Boston bombings investigation moves forward
April 24, 2013
Here’s the latest on what we know about the Boston bombings:
— The suspects in last week’s bombings in Boston may have been planning to party in New York, that city’s police commissioner, Ray Kelly, told reporters Wednesday, citing comments from the younger brother. “Information that we received said something about partying, having a party,” he said.
— Tamerlan Tsarnaev may have been “brainwashed” by a friend from Cambridge, Massachusetts named Misha — an Armenian who had converted to Islam — the dead man’s uncle, Ruslan Tsarni, told CNN.
— Elmirza Khozhgov, a former brother-in-law of the brothers, told CNN that the elder Tsarnaev introduced him to a man named Misha, but “I didn’t witness him making him radical.”
— A spokeswoman for the Islamic Society of Boston told CNN that no one in the group’s network appeared to have heard of the person named Misha.
— The spokeswoman, Nichole Mossalam, said the group was prepared to hold a funeral for the dead brother, but had not been asked to do so. Several of the group’s imams said they would not be comfortable presiding over a funeral for the elder brother, so the organization would likely ask a lay person to officiate, she said.
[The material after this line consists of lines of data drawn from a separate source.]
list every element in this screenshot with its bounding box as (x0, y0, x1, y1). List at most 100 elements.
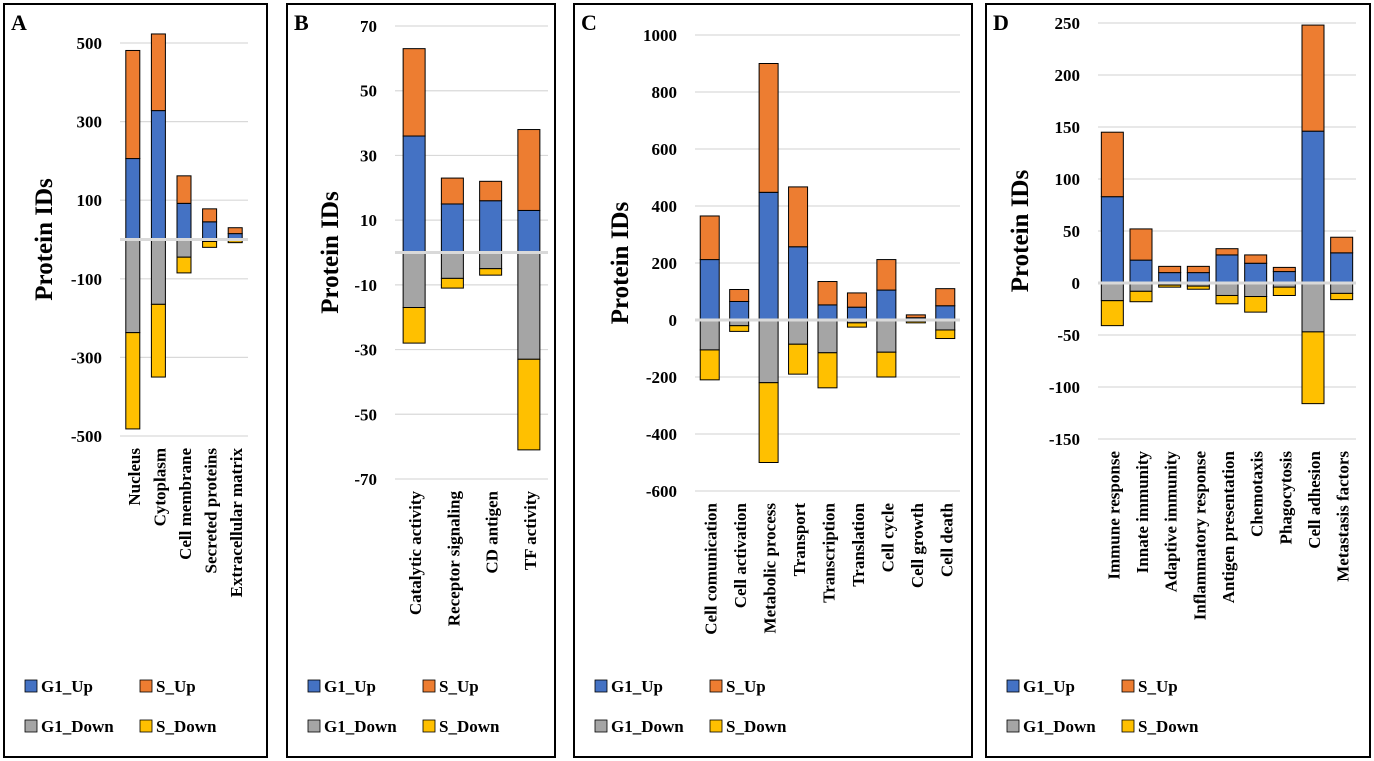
panel-b-bar-receptor-signaling-g1-up (440, 203, 464, 253)
panel-d-bar-phagocytosis-s-up (1272, 266, 1296, 273)
panel-c-bar-cell-cycle-s-down (876, 351, 897, 378)
panel-d-category-label: Chemotaxis (1248, 451, 1267, 537)
panel-c-bar-transcription-g1-down (817, 319, 838, 354)
panel-d-ylabel: Protein IDs (1007, 170, 1034, 293)
panel-b-category-label: Receptor signaling (444, 491, 463, 627)
panel-b-legend-swatch-g1-up (307, 679, 321, 693)
panel-c-ytick-label: -600 (646, 482, 677, 501)
panel-a-bar-nucleus-s-up (125, 49, 141, 160)
panel-c-bar-cell-comunication-s-down (699, 349, 720, 381)
panel-c-bar-cell-death-s-down (935, 329, 956, 340)
panel-b-legend-label-s-up: S_Up (439, 677, 479, 696)
panel-c-bar-cell-activation-g1-up (729, 300, 750, 321)
panel-b-letter: B (294, 10, 309, 35)
panel-c-ytick-label: 400 (652, 197, 678, 216)
panel-c-bar-transcription-s-up (817, 281, 838, 306)
panel-a-ytick-label: -500 (71, 427, 102, 446)
panel-b-legend-label-g1-down: G1_Down (324, 717, 397, 736)
panel-d-legend-swatch-s-up (1121, 679, 1135, 693)
panel-a-ytick-label: 500 (77, 34, 103, 53)
panel-b-ytick-label: -50 (354, 405, 377, 424)
panel-d-category-label: Inflammatory response (1190, 451, 1209, 621)
panel-c-bar-cell-cycle-s-up (876, 259, 897, 291)
panel-c-bar-cell-comunication-s-up (699, 215, 720, 261)
panel-c-legend-label-g1-up: G1_Up (611, 677, 663, 696)
panel-b-bar-catalytic-activity-g1-down (402, 252, 426, 309)
panel-c-category-label: Cell activation (731, 502, 750, 608)
panel-d-ytick-label: -150 (1049, 430, 1080, 449)
panel-d-bar-chemotaxis-s-down (1244, 296, 1268, 313)
panel-b-ytick-label: -10 (354, 276, 377, 295)
panel-d-category-label: Innate immunity (1133, 451, 1152, 574)
panel-d-category-label: Phagocytosis (1276, 451, 1295, 545)
panel-d-legend-label-g1-up: G1_Up (1023, 677, 1075, 696)
panel-c-bar-cell-activation-s-down (729, 325, 750, 332)
panel-c-bar-transport-g1-up (788, 246, 809, 321)
panel-d-bar-chemotaxis-s-up (1244, 254, 1268, 264)
panel-b-bar-tf-activity-s-down (517, 358, 541, 451)
panel-a-legend-label-s-up: S_Up (156, 677, 196, 696)
panel-a-ytick-label: -100 (71, 270, 102, 289)
panel-d-category-label: Cell adhesion (1305, 450, 1324, 548)
panel-c-category-label: Cell comunication (702, 502, 721, 634)
panel-b-bar-receptor-signaling-s-up (440, 177, 464, 205)
panel-c-ytick-label: 0 (669, 311, 678, 330)
panel-b-ylabel: Protein IDs (317, 191, 344, 314)
panel-d-bar-metastasis-factors-g1-down (1330, 282, 1354, 294)
panel-c-bar-metabolic-process-s-down (758, 382, 779, 464)
panel-b-legend-label-g1-up: G1_Up (324, 677, 376, 696)
panel-d-bar-antigen-presentation-s-up (1215, 248, 1239, 256)
panel-d-letter: D (993, 10, 1009, 35)
panel-d-ytick-label: 150 (1055, 118, 1081, 137)
panel-d-bar-immune-response-s-up (1100, 131, 1124, 198)
panel-a-legend-swatch-g1-down (24, 719, 38, 733)
panel-c-bar-metabolic-process-g1-up (758, 191, 779, 321)
panel-a-bar-cell-membrane-g1-up (176, 202, 192, 240)
panel-d-category-label: Metastasis factors (1334, 451, 1353, 582)
panel-a-category-label: Extracellular matrix (227, 448, 246, 598)
panel-c-ylabel: Protein IDs (607, 202, 634, 325)
panel-c-bar-transport-s-down (788, 343, 809, 375)
panel-c-letter: C (581, 10, 597, 35)
panel-b-ytick-label: 50 (360, 82, 377, 101)
panel-d-ytick-label: 100 (1055, 170, 1081, 189)
panel-d-bar-antigen-presentation-g1-up (1215, 254, 1239, 284)
panel-c-bar-cell-growth-s-up (905, 314, 926, 319)
panel-d-ytick-label: 250 (1055, 14, 1081, 33)
panel-b-bar-tf-activity-g1-up (517, 209, 541, 253)
panel-a-bar-cell-membrane-s-down (176, 256, 192, 274)
panel-d-legend-swatch-g1-down (1006, 719, 1020, 733)
panel-a-category-label: Cell membrane (176, 448, 195, 560)
panel-d-bar-antigen-presentation-g1-down (1215, 282, 1239, 296)
panel-d-bar-chemotaxis-g1-up (1244, 262, 1268, 284)
panel-d-bar-phagocytosis-s-down (1272, 286, 1296, 296)
panel-c-bar-transcription-s-down (817, 352, 838, 389)
panel-d-bar-adaptive-immunity-g1-up (1158, 272, 1182, 284)
panel-d-bar-innate-immunity-g1-up (1129, 259, 1153, 284)
panel-b-legend-swatch-s-up (422, 679, 436, 693)
panel-d-bar-inflammatory-response-g1-up (1186, 272, 1210, 284)
panel-b-bar-receptor-signaling-g1-down (440, 252, 464, 279)
panel-c-legend-swatch-s-up (709, 679, 723, 693)
panel-b-bar-catalytic-activity-s-down (402, 307, 426, 344)
panel-a-category-label: Cytoplasm (150, 448, 169, 526)
panel-a-bar-cytoplasm-s-down (150, 303, 166, 378)
panel-d-bar-immune-response-g1-down (1100, 282, 1124, 302)
panel-a-ytick-label: 100 (77, 191, 103, 210)
panel-c-bar-cell-comunication-g1-down (699, 319, 720, 351)
panel-d-bar-innate-immunity-s-up (1129, 228, 1153, 261)
panel-c-category-label: Cell death (937, 502, 956, 577)
panel-c-bar-cell-cycle-g1-down (876, 319, 897, 353)
panel-c-category-label: Transport (790, 503, 809, 577)
panel-b-bar-tf-activity-g1-down (517, 252, 541, 360)
panel-d-ytick-label: 0 (1072, 274, 1081, 293)
panel-a-legend-label-g1-down: G1_Down (41, 717, 114, 736)
panel-a-legend-swatch-g1-up (24, 679, 38, 693)
panel-d-legend-label-s-up: S_Up (1138, 677, 1178, 696)
panel-c-legend-swatch-g1-down (594, 719, 608, 733)
panel-c-category-label: Cell growth (908, 502, 927, 588)
panel-a-bar-cell-membrane-g1-down (176, 239, 192, 258)
panel-d-category-label: Antigen presentation (1219, 450, 1238, 603)
panel-d-bar-metastasis-factors-s-down (1330, 292, 1354, 301)
panel-a-legend-swatch-s-up (139, 679, 153, 693)
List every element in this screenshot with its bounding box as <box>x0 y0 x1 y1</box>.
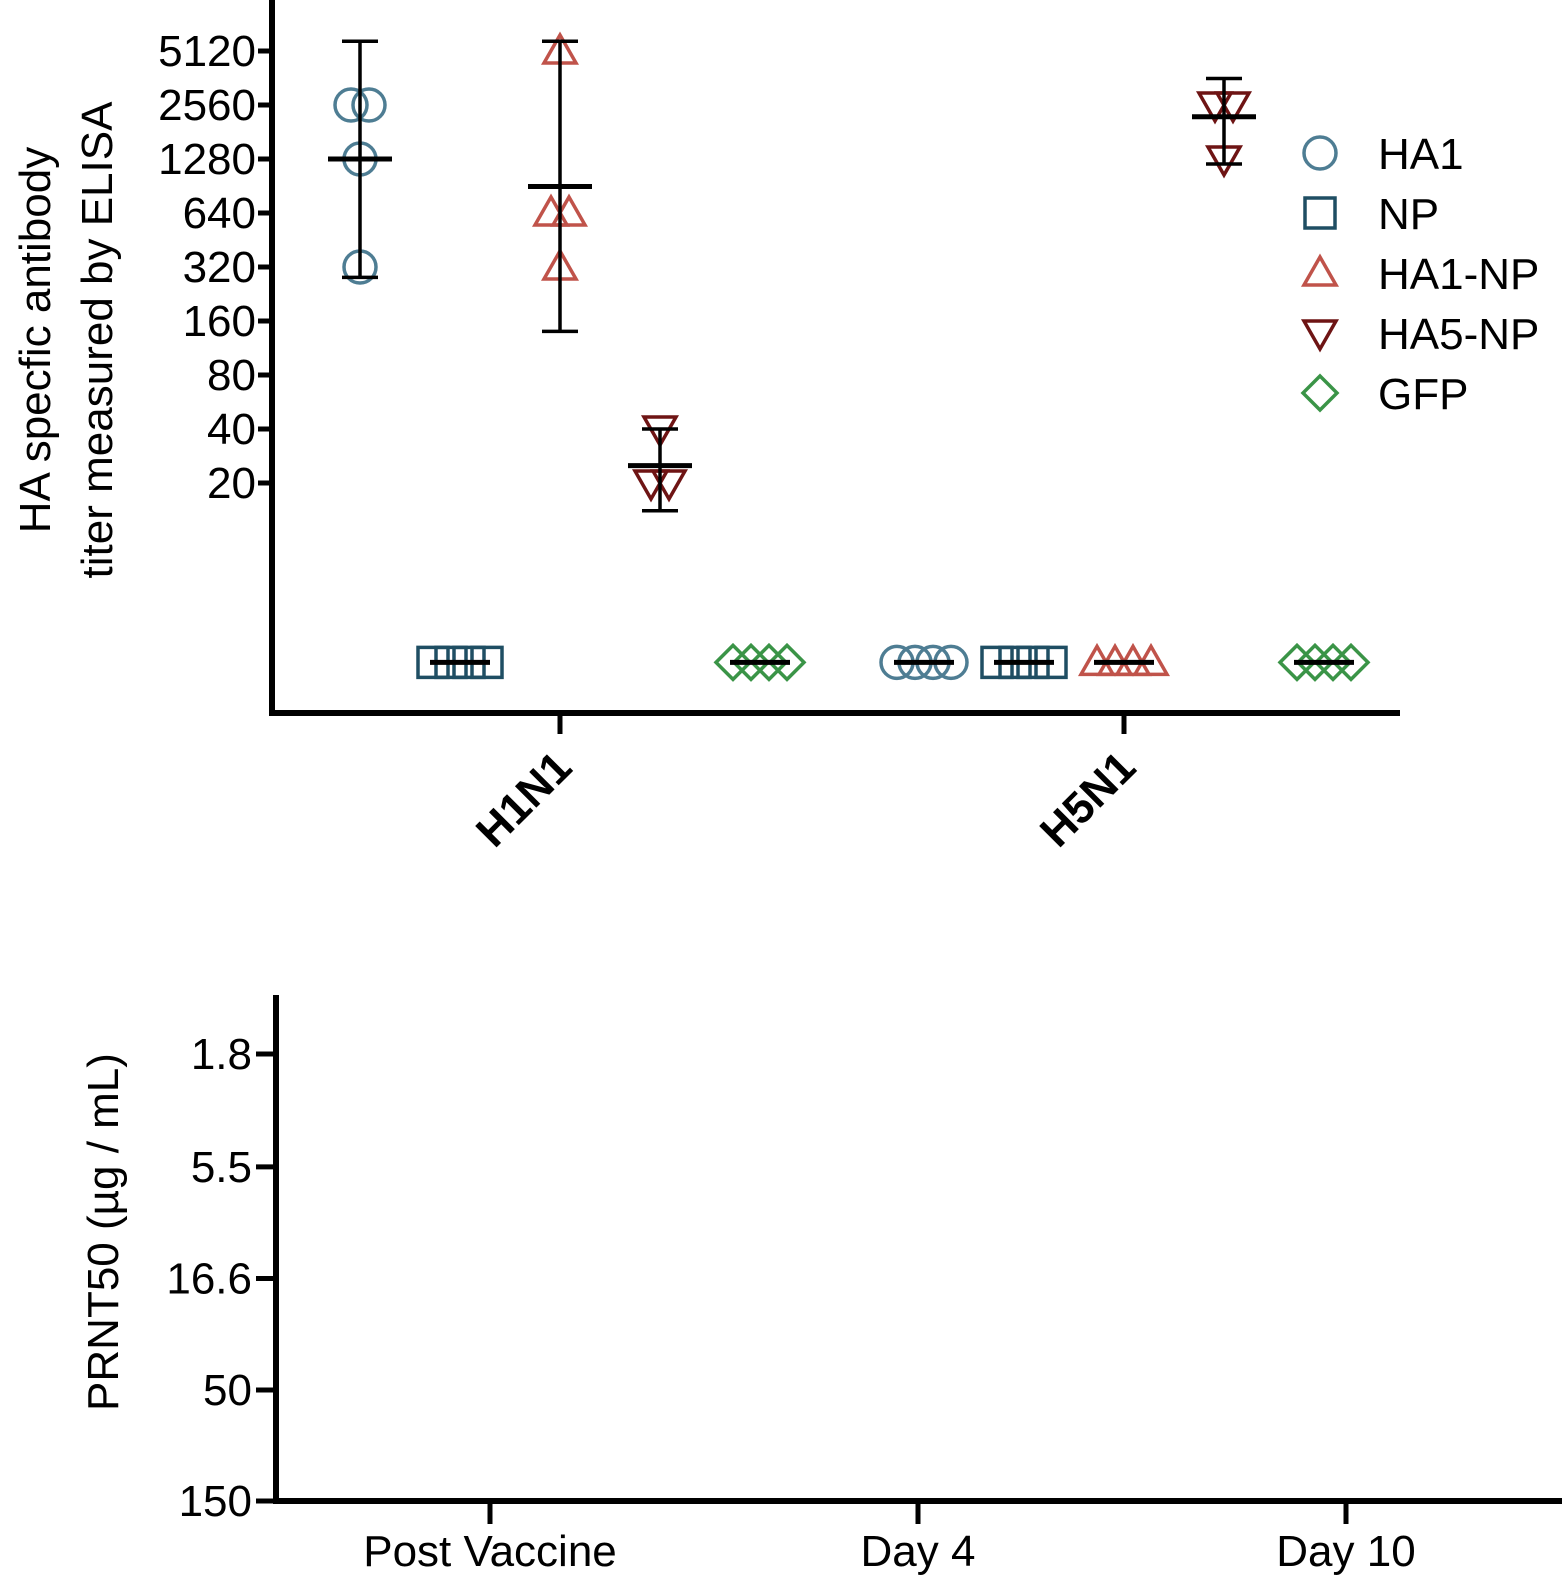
prnt50-chart: PRNT50 (µg / mL) 1.8 5.5 16.6 50 150 Post Va… <box>79 995 1562 1576</box>
x-tick-label-h5n1: H5N1 <box>1031 742 1145 856</box>
y-tick-label-320: 320 <box>183 243 256 292</box>
point-gfp-h5n1-0 <box>1277 642 1317 682</box>
y-axis-title-line2: titer measured by ELISA <box>73 101 122 579</box>
x-tick-label-h1n1: H1N1 <box>467 742 581 856</box>
point-ha1-h1n1-3 <box>351 87 387 123</box>
point-gfp-h1n1-1 <box>731 642 771 682</box>
x-ticks: Post Vaccine Day 4 Day 10 <box>363 1501 1416 1576</box>
group-ha5-np-h5n1 <box>1192 76 1256 179</box>
y-tick-label-5-5: 5.5 <box>191 1143 252 1192</box>
legend-label-np: NP <box>1378 190 1439 239</box>
elisa-titer-chart: HA specfic antibody titer measured by EL… <box>11 0 1539 857</box>
y-tick-label-16-6: 16.6 <box>166 1255 252 1304</box>
point-gfp-h1n1-2 <box>749 642 789 682</box>
x-tick-label-day-10: Day 10 <box>1276 1527 1415 1576</box>
legend-marker-gfp <box>1300 373 1340 413</box>
y-tick-label-640: 640 <box>183 189 256 238</box>
group-ha1-h5n1 <box>879 644 969 681</box>
y-tick-label-150: 150 <box>179 1477 252 1526</box>
x-ticks: H1N1 H5N1 <box>467 713 1145 857</box>
y-tick-label-80: 80 <box>207 351 256 400</box>
y-tick-label-160: 160 <box>183 297 256 346</box>
y-tick-label-1280: 1280 <box>158 135 256 184</box>
group-ha1-h1n1 <box>328 39 392 285</box>
group-gfp-h5n1 <box>1277 642 1371 682</box>
group-gfp-h1n1 <box>713 642 807 682</box>
y-tick-label-2560: 2560 <box>158 81 256 130</box>
y-ticks: 20 40 80 160 320 640 1280 2560 5120 <box>158 27 272 508</box>
legend-label-ha1-np: HA1-NP <box>1378 250 1539 299</box>
y-tick-label-50: 50 <box>203 1366 252 1415</box>
legend-marker-ha1-np <box>1300 253 1340 287</box>
y-tick-label-1-8: 1.8 <box>191 1030 252 1079</box>
group-ha5-np-h1n1 <box>628 415 692 513</box>
legend-label-gfp: GFP <box>1378 370 1468 419</box>
point-gfp-h1n1-3 <box>767 642 807 682</box>
legend-marker-ha1 <box>1302 135 1338 171</box>
y-tick-label-5120: 5120 <box>158 27 256 76</box>
point-gfp-h5n1-1 <box>1295 642 1335 682</box>
x-tick-label-post-vaccine: Post Vaccine <box>363 1527 617 1576</box>
y-axis-title: PRNT50 (µg / mL) <box>79 1053 128 1411</box>
point-ha5-np-h1n1-2 <box>640 415 680 449</box>
legend-marker-np <box>1303 196 1337 230</box>
group-ha1-np-h5n1 <box>1077 642 1171 677</box>
legend-label-ha5-np: HA5-NP <box>1378 310 1539 359</box>
legend-label-ha1: HA1 <box>1378 130 1464 179</box>
group-ha1-np-h1n1 <box>528 31 592 334</box>
y-axis-title-line1: HA specfic antibody <box>11 147 60 533</box>
data-marks <box>328 31 1371 682</box>
point-gfp-h5n1-2 <box>1313 642 1353 682</box>
group-np-h1n1 <box>416 645 504 680</box>
y-tick-label-40: 40 <box>207 405 256 454</box>
group-np-h5n1 <box>980 645 1068 680</box>
legend: HA1 NP HA1-NP HA5-NP GFP <box>1300 130 1539 419</box>
legend-marker-ha5-np <box>1300 319 1340 353</box>
point-gfp-h1n1-0 <box>713 642 753 682</box>
y-ticks: 1.8 5.5 16.6 50 150 <box>166 1030 276 1526</box>
y-tick-label-20: 20 <box>207 459 256 508</box>
x-tick-label-day-4: Day 4 <box>861 1527 976 1576</box>
point-gfp-h5n1-3 <box>1331 642 1371 682</box>
point-ha1-h1n1-2 <box>333 87 369 123</box>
— The surviving suspect, Dzhokhar Tsarnaev, has indicated to investigators that it was his brother, not any international terrorist group, who conceived the attack, a U.S. government source said.
— The source said preliminary interviews with Dzhokhar Tsarnaev suggest the brothers were self-radicalized jihadists.
— Vice President Joe Biden spoke Wednesday at a memorial service for Sean Collier, the Massachusetts Institute of Technology campus policeman who authorities say was killed by the suspected Boston Marathon bombers last week.
— James Taylor sang, accompanied by the MIT Symphony Orchestra and a vocal ensemble from the university.
— The suspects received welfare benefits as children, the state government says; Tamerlan received them for his family through last year.
— Human rights activist Kheda Saratova in Makhachkala, Dagestan, told CNN that the parents of the Tsarnaev brothers talked Wednesday with U.S. investigators and the Russian Federal Security Service.
— Authorities reopened the site of the bomb blasts Wednesday to pedestrian traffic after replacing missing bricks and patching up concrete.
— Dzhokhar Tsarnaev has cited the U.S. wars in Afghanistan and Iraq as motivating factors behind the attack, a U.S. government official said Tuesday.
— Dzhokhar Tsarnaev remains hospitalized in fair condition.